La tentation la plus courante en adaptant un patron femme consiste à ajouter des rangs uniquement à la fin du corps, juste avant la finition en côtes. Cette méthode allonge le pull mais ne corrige pas la position de l’emmanchure, qui reste calée sur une proportion féminine et retombe alors trop bas sur l’épaule masculine. Il est préférable de répartir l’allongement avant la ligne d’emmanchure et sur la longueur de manche, deux zones où un buste masculin dépasse le plus souvent les mesures d’un patron femme de taille comparable.

Vérifier l’échantillon avant de recalculer les mailles

Toute adaptation de patron repose sur un échantillon fiable, et cette étape compte double lorsqu’on change de laine ou d’aiguille par rapport au modèle d’origine. Tricoter un carré de 12 à 15 cm de côté dans le point principal du modèle, le laver et le laisser sécher à plat avant de le mesurer évite la mauvaise surprise d’un pull qui s’élargit ou se rétracte après le premier lavage, un phénomène plus visible sur les grandes largeurs d’un buste masculin que sur un tricot de petite taille. Une fois le nombre de mailles pour 10 cm connu, il suffit de le multiplier par le tour de poitrine réel augmenté de l’aisance choisie pour obtenir le nombre de mailles à monter, sans se fier au nombre indiqué dans le patron pour une taille « équivalente » qui a pu être calculée avec une laine différente.

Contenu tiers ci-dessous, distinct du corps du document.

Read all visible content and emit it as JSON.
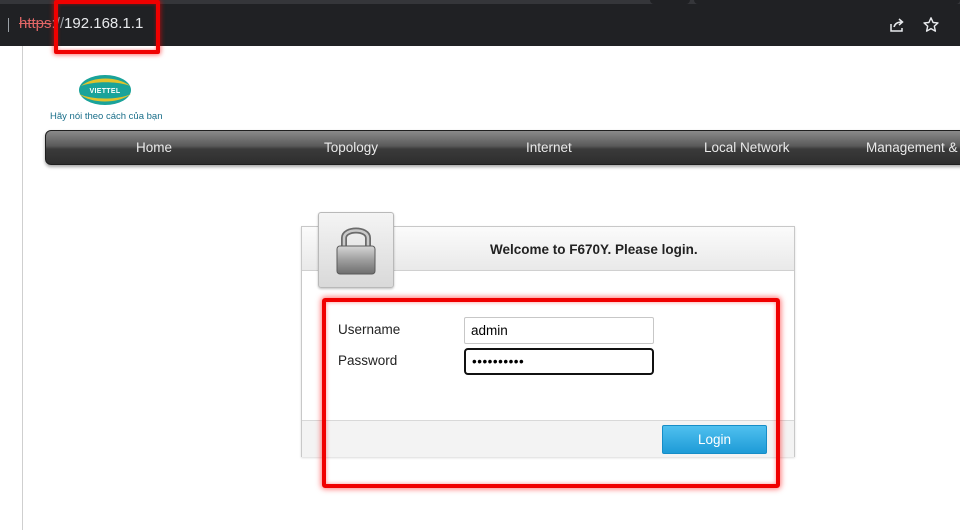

Cette vérification est particulièrement utile quand on adapte un modèle initialement prévu pour une aiguille plus fine : un tricot masculin, souvent voulu plus ample et plus épais, tolère mal un simple changement de taille sans recalcul de l’échantillon, car l’écart de quelques millimètres par maille se répercute sur toute la largeur du buste.

Réduire ou supprimer la cambrure de taille

Un patron féminin intègre presque toujours des diminutions puis des augmentations pour marquer la taille. Sur un buste masculin, cette cambrure n’a généralement pas lieu d’être : elle donne un rendu féminisé et peu naturel. La solution consiste à conserver un nombre de mailles stable entre l’ourlet et l’emmanchure, ou à n’introduire qu’une légère reprise de 2 à 4 mailles de chaque côté si la morphologie du porteur le justifie, notamment sur une silhouette en V.

Choisir la bonne laine et les bons points pour un tricot homme

Les fibres et couleurs qui fonctionnent bien

Les tendances actuelles pour les pulls homme confirment un mouvement de fond déjà bien installé chez les tricoteuses averties : la laine recyclée et les fibres organiques gagnent du terrain face aux mélanges synthétiques, portées par une demande de matières traçables et durables. Côté couleurs, les palettes neutres et pastel (beige, gris clair, bleu pâle) dominent largement les modèles homme récents, loin des tons vifs ou des motifs enfantins parfois associés par erreur au tricot masculin. Le mérinos reste une valeur sûre pour sa douceur et sa capacité à ne pas gratter, un critère souvent décisif chez un porteur peu habitué à porter du tricot fait main.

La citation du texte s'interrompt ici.